Sen. Marco Rubio of Florida, a rising Republican star, offered his party’s response in English and Spanish. Rubio said the “free enterprise economy” will create jobs and, not as Obama has suggested, the collection and spending of new revenue.

“The idea that more taxes and more government spending is the best way to help hardworking middle-class taxpayers – that’s an old idea that’s failed every time it’s been tried,” he said. “More government isn’t going to help you get ahead. It’s going to hold you back. More government isn’t going to create more opportunities. It’s going to limit them.”

Obama spoke about other issues Tuesday – including rewriting the nation’s immigration laws and combating climate change – but mostly in the context of the economy.

There were few exceptions: Obama pressed anew for the most aggressive gun-control plan in generations. More than 100 victims and family members of victims – including some from Newtown, Conn., where 26 people were killed at an elementary school in December – were at the Capitol Tuesday. In the most emotional moment of the speech, he listed the locations of recent mass shootings – from Aurora, Colo., to Blacksburg, Va. – and said the gun victims and survivors deserve a vote.
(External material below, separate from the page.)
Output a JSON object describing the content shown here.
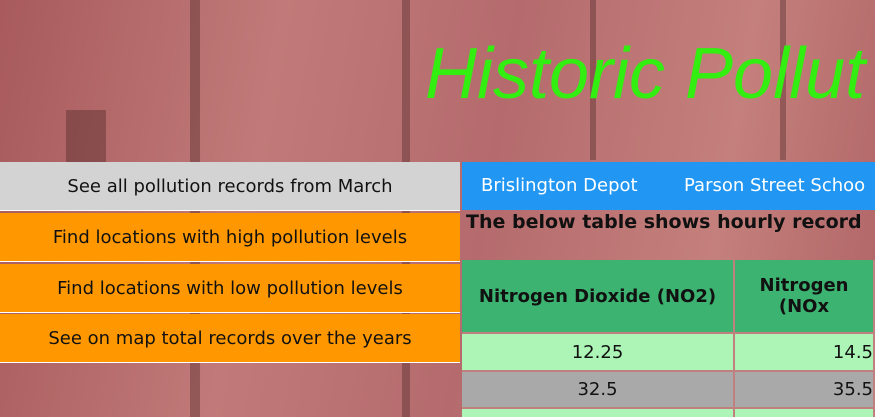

The room erupted in sustained applause.

Obama is forming a nonpartisan commission to study changes in the voting system after Americans endured long lines and administrative problems at the polls in November.

He announced that by this time next year more than half the U.S. troops in Afghanistan – 34,000 – will have returned home as the Afghans take responsibility for security. He condemned North Korea for conducting its third nuclear test hours earlier, warning that it undermines regional stability, violates North Korea’s United Nations obligations and increases the risk of proliferation. He called for a reduction in nuclear weapons worldwide.

Obama will fly to Asheville, N.C., today to begin selling his plans to the nation. Later in the week, he will continue the campaign-style pitch with stops in Atlanta and Chicago.

“He’s going to take his press conference out to the country,” said Rep. Sander Levin of Michigan, the highest-ranking Democrat on the tax-writing House Ways and Means Committee. “The president learned from his first term, you need to have a major dialogue.”